Build ECR image lifecycle policies for age, count, and tag patterns.
Last verified: May 2026
Output will appear here...The ECR Lifecycle Policy Builder helps you create lifecycle policies for Amazon Elastic Container Registry repositories. ECR lifecycle policies automatically clean up old or unused container images based on rules you define, such as image age, count, or tag status. This tool provides a visual interface for building these rules with proper priority ordering and tag pattern matching, then generates the JSON policy you can apply to your repository.
Your platform team's ECR storage bill hit $180/month across 30 repositories. You audit with the builder and create a standard policy: priority 1 = 'keep last 10 production-tagged images', priority 2 = 'expire untagged images >7 days old', priority 3 = 'expire dev-tagged images >30 days old'. Apply across all 30 repos via Terraform. Storage drops from 1.8 TB to 240 GB within a week. New monthly bill: $24. Annual savings: ~$1,900.

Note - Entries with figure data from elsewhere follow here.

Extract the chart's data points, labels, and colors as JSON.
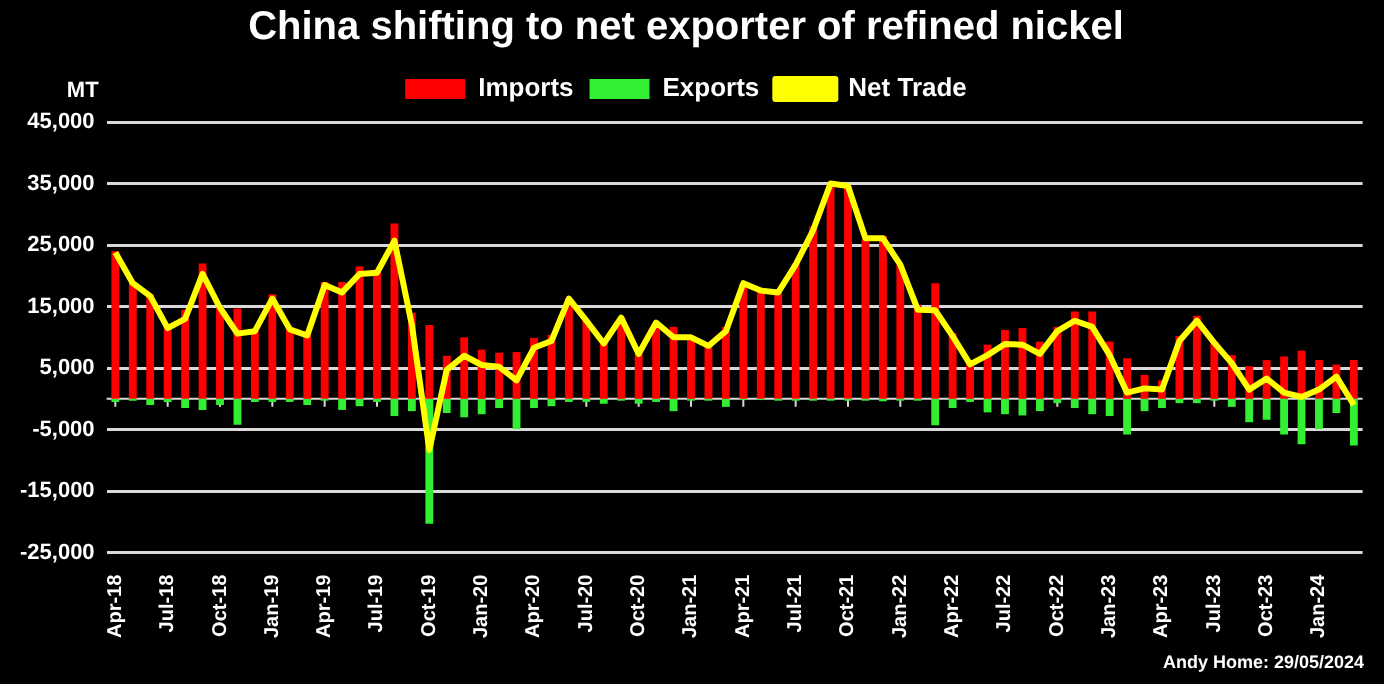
{
  "chart_data": {
    "type": "bar",
    "title": "China shifting to net exporter of refined nickel",
    "ylabel": "MT",
    "categories": [
      "Apr-18",
      null,
      null,
      "Jul-18",
      null,
      null,
      "Oct-18",
      null,
      null,
      "Jan-19",
      null,
      null,
      "Apr-19",
      null,
      null,
      "Jul-19",
      null,
      null,
      "Oct-19",
      null,
      null,
      "Jan-20",
      null,
      null,
      "Apr-20",
      null,
      null,
      "Jul-20",
      null,
      null,
      "Oct-20",
      null,
      null,
      "Jan-21",
      null,
      null,
      "Apr-21",
      null,
      null,
      "Jul-21",
      null,
      null,
      "Oct-21",
      null,
      null,
      "Jan-22",
      null,
      null,
      "Apr-22",
      null,
      null,
      "Jul-22",
      null,
      null,
      "Oct-22",
      null,
      null,
      "Jan-23",
      null,
      null,
      "Apr-23",
      null,
      null,
      "Jul-23",
      null,
      null,
      "Oct-23",
      null,
      null,
      "Jan-24",
      null,
      null
    ],
    "stacked": true,
    "series": [
      {
        "name": "Imports",
        "color": "#ff0000",
        "values": [
          24000,
          19000,
          17000,
          12000,
          14500,
          22000,
          15000,
          14700,
          11000,
          17000,
          11500,
          11000,
          19000,
          19000,
          21500,
          21000,
          28500,
          14000,
          12000,
          7000,
          10000,
          8000,
          7500,
          7600,
          9900,
          10400,
          16300,
          12700,
          9100,
          13200,
          7300,
          12200,
          11700,
          10200,
          8600,
          11700,
          18800,
          17800,
          17300,
          22000,
          28000,
          34800,
          34600,
          25900,
          26500,
          21800,
          15200,
          18800,
          10700,
          6000,
          8800,
          11200,
          11500,
          9300,
          11700,
          14200,
          14200,
          9300,
          6600,
          3900,
          3000,
          10200,
          13500,
          9300,
          7100,
          5300,
          6300,
          6900,
          7800,
          6300,
          5600,
          6300
        ]
      },
      {
        "name": "Exports",
        "color": "#33ee33",
        "values": [
          -500,
          -300,
          -1000,
          -500,
          -1500,
          -1800,
          -1000,
          -4200,
          -500,
          -500,
          -500,
          -1000,
          -300,
          -1800,
          -1200,
          -500,
          -2800,
          -2000,
          -20300,
          -2300,
          -3000,
          -2500,
          -1500,
          -4900,
          -1500,
          -1200,
          -500,
          -500,
          -800,
          -300,
          -800,
          -500,
          -2000,
          -300,
          -300,
          -1300,
          -200,
          -200,
          -300,
          -300,
          -300,
          -300,
          -300,
          -300,
          -400,
          -300,
          -300,
          -4300,
          -1500,
          -500,
          -2200,
          -2500,
          -2700,
          -2000,
          -700,
          -1500,
          -2500,
          -2800,
          -5800,
          -2000,
          -1500,
          -700,
          -700,
          -300,
          -1300,
          -3800,
          -3400,
          -5800,
          -7400,
          -4900,
          -2300,
          -7600
        ]
      },
      {
        "name": "Net Trade",
        "type": "line",
        "color": "#ffff00",
        "values": [
          23800,
          18800,
          16700,
          11500,
          13000,
          20300,
          14800,
          10600,
          11000,
          16300,
          11300,
          10300,
          18500,
          17300,
          20300,
          20500,
          25700,
          12000,
          -8300,
          4700,
          7000,
          5500,
          5200,
          3000,
          8300,
          9400,
          16300,
          12700,
          9000,
          13200,
          7300,
          12400,
          10000,
          10000,
          8600,
          11000,
          18800,
          17600,
          17300,
          21800,
          27400,
          35000,
          34600,
          26100,
          26100,
          21800,
          14500,
          14400,
          10200,
          5600,
          7100,
          8900,
          8800,
          7300,
          11000,
          12700,
          11700,
          7100,
          1000,
          1700,
          1500,
          9400,
          12700,
          9100,
          5800,
          1500,
          3300,
          1000,
          300,
          1500,
          3600,
          -1000
        ]
      }
    ],
    "ylim": [
      -25000,
      45000
    ],
    "yticks": [
      {
        "value": -25000,
        "label": "-25,000"
      },
      {
        "value": -15000,
        "label": "-15,000"
      },
      {
        "value": -5000,
        "label": "-5,000"
      },
      {
        "value": 5000,
        "label": "5,000"
      },
      {
        "value": 15000,
        "label": "15,000"
      },
      {
        "value": 25000,
        "label": "25,000"
      },
      {
        "value": 35000,
        "label": "35,000"
      },
      {
        "value": 45000,
        "label": "45,000"
      }
    ],
    "grid": "y",
    "legend": "top",
    "marker": "none",
    "line_style": "solid",
    "annotations": [
      "Andy Home: 29/05/2024"
    ]
  }
}
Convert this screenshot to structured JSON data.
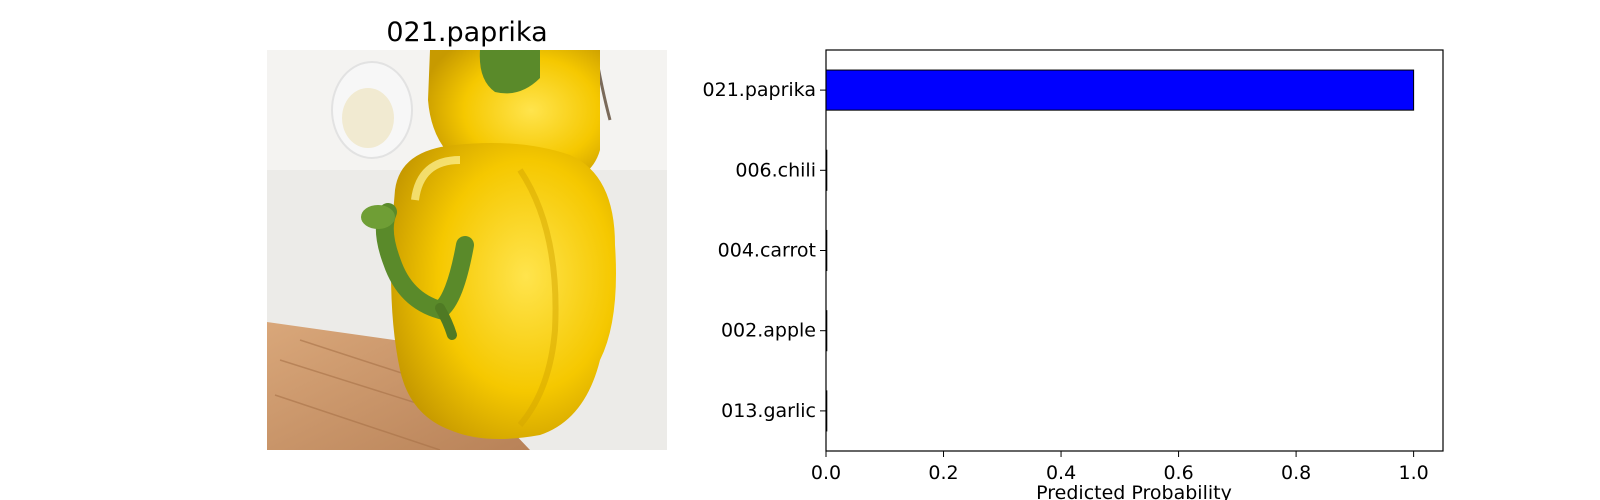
{
  "image_panel": {
    "title": "021.paprika",
    "photo": {
      "subject": "yellow bell pepper",
      "colors": {
        "pepper": "#f5c800",
        "pepper_highlight": "#ffe44d",
        "pepper_shadow": "#c79a00",
        "stem": "#5a8a2a",
        "counter": "#ecebe8",
        "cutting_board": "#c9956a"
      }
    }
  },
  "chart_data": {
    "type": "bar",
    "orientation": "horizontal",
    "categories": [
      "021.paprika",
      "006.chili",
      "004.carrot",
      "002.apple",
      "013.garlic"
    ],
    "values": [
      1.0,
      0.0,
      0.0,
      0.0,
      0.0
    ],
    "xlabel": "Predicted Probability",
    "ylabel": "",
    "xlim": [
      0,
      1.05
    ],
    "xticks": [
      0.0,
      0.2,
      0.4,
      0.6,
      0.8,
      1.0
    ],
    "xtick_labels": [
      "0.0",
      "0.2",
      "0.4",
      "0.6",
      "0.8",
      "1.0"
    ],
    "grid": false,
    "bar_color": "#0000ff",
    "edge_color": "#000000"
  }
}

ECR storage costs $0.10/GB/month — sounds tiny until you have a 500-image repository accumulated over 2 years × 200 MB/image = 100 GB = $10/month for that ONE repo. Multiply across dozens of repos and you're paying $200-500/month for images nobody uses. Lifecycle policies pay for themselves in weeks.
Rule priority matters and is non-obvious. Higher numerical priority = evaluated FIRST (opposite of what you might expect). When deletion rules conflict (e.g., 'keep last 10' and 'delete >30 days old'), the higher-priority rule wins. Plan your priority order carefully — ECR will silently apply only the first matching rule per image.
ECR lifecycle policies don't delete images that are CURRENTLY referenced by a running ECS service or Lambda function. This is mostly a safety feature, but it also means a long-running production deployment can keep an old image alive indefinitely. Always verify that 'kept' images aren't actually orphaned production references.
The builder constructs an ECR lifecycle policy JSON document with rules ordered by priority, each containing a description, a selection (matches by tag status, tag prefix, image age, or image count), and an action (currently only 'expire'). It validates that priorities are unique and outputs the JSON ready for `aws ecr put-lifecycle-policy` or aws_ecr_lifecycle_policy in Terraform.